Planning Forecast Panel

The values calculated on lines 54-58 of the panel are based on the equations of line 53. The average for each column is calculated on line 59. The most significant values in the panel include the average land area per dwelling calculated in cell J59, the density that would be produced by the total specification in cell J61, and the number of dwelling units produced by the specification in cell K59.

Implications Module

This module provides an evaluation of the 64 shaded cell specifications entered. Cell J61 shows that the design specifications will produce a density of 13.47 dwelling units per shelter acre instead of the 12 permitted in cell D64. Cell E66 notes that this is not feasible given the density limit. Cell D68 shows that the specifications will produce 220.99 dwelling units instead of the 196.8 limit shown in cell D67. Cell D70 calculates that the specifications will produce an average land area per dwelling unit of 3,233 square feet per unit instead of the density limit of 3,630 square feet shown in cell D69.

The site plan based on the client specification in the Building and Pavement Module would require a variance since cell K59 shows that 221 dwelling units would be provided by the instead of the 196.8 calculated in cell F25.

Adjustment Alternatives

The first remedy would be to increase the unpaved open space percentage entered in cell F11 if not mandated by the zoning ordinance. This would reduce the shelter area available for dwelling quantity and reduce the density calculated. The second would be to alter the dwelling unit mix or increase the dwelling unit areas entered in cells B38-C42 to reduce the number of dwelling units calculated in cell K59. The third option would be to increase the amount of parking to reduce the shelter area available for dwelling unit quantity. The fourth would be to reduce the floor quantities assigned to each dwelling unit type in cells D40-D42 to increase the land area consumed by each dwelling unit and reduce the quantity provided. The fifth option would be any combination of the preceding four. These options illustrate the time-consuming guessing game that would occur at the drawing board without this forecast model evaluation.

TABLE 2 ADJUSTMENT

Table 2 adopts the first remedy for design revision to reach the density permitted. It is the easiest to accomplish and involves simply increasing the unpaved open space percentage in cell F11 from 40% to 47%. This reduces the achievable number of dwelling units to195.2 instead of the 240 expected when first reading the zoning ordinance.

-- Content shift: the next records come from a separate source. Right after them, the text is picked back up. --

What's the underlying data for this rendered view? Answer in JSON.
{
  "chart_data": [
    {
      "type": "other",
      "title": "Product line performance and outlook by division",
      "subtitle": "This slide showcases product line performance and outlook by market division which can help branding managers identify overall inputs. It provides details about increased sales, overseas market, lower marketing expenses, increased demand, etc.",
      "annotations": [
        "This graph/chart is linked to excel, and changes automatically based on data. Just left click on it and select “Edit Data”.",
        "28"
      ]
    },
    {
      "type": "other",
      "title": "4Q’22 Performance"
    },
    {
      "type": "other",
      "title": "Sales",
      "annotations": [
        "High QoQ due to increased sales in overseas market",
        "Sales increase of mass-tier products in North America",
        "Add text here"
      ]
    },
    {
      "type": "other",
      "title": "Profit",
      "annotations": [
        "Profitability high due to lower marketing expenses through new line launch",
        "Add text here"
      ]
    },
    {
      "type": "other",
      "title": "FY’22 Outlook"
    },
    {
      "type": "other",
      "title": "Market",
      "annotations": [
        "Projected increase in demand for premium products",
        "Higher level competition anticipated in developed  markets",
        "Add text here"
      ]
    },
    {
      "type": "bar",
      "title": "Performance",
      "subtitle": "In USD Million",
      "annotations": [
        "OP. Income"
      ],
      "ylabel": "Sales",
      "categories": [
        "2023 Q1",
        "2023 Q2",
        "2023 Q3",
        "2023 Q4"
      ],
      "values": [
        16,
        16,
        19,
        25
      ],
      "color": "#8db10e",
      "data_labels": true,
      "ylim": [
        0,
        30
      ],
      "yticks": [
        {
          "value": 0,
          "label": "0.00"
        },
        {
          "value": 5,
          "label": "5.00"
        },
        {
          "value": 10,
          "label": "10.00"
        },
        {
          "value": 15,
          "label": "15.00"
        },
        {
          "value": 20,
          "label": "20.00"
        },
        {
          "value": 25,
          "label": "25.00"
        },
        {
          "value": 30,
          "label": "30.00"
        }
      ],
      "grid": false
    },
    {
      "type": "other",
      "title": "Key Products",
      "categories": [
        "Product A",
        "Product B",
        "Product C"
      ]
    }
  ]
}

Getting to this point involves guesswork without a forecast model and can stimulate variance requests given the time required to revise the design example presented in Table 1. If there are no open space requirements and no reduction of gross land area to find buildable land area, the road to 240 dwelling units is a potential path to excessive intensity. This example implies the adjustments that would be required.

TABLE 1 AND 2 SUMMARY

Reading the different shelter capacity, intensity, and context measurements in Tables 1 and 2 are like reading blood pressure without a history of its implications. The Table 1 Implications Module measurements were density=13.47 dwelling units per shelter acre; shelter capacity=18,776 sq. ft. per shelter acre; intensity =0.259; and context=0.597. The Table 2 measurements were density=11.90 dwelling units per shelter acre; capacity=16,585 sq. ft. per shelter acre; intensity =0.202, and context=0.540. At this point in the history of urban design and city planning there is no measurement, research, evaluation, and accumulated knowledge that can indicate the positive or negative results that will be produced by these measurements.

CONCLUSION

The purpose of this exercise is not to pass judgment. It is to show that a density regulation leaves too much to chance when many (in this case 64) design topics are involved. This is equal to 1.26887E+89 or 1.26887 x 1089 potential topic decisions. The choices required to meet a density limit cannot help but involve guesswork and conflict when mathematical shelter capacity evaluation and guidance are not involved.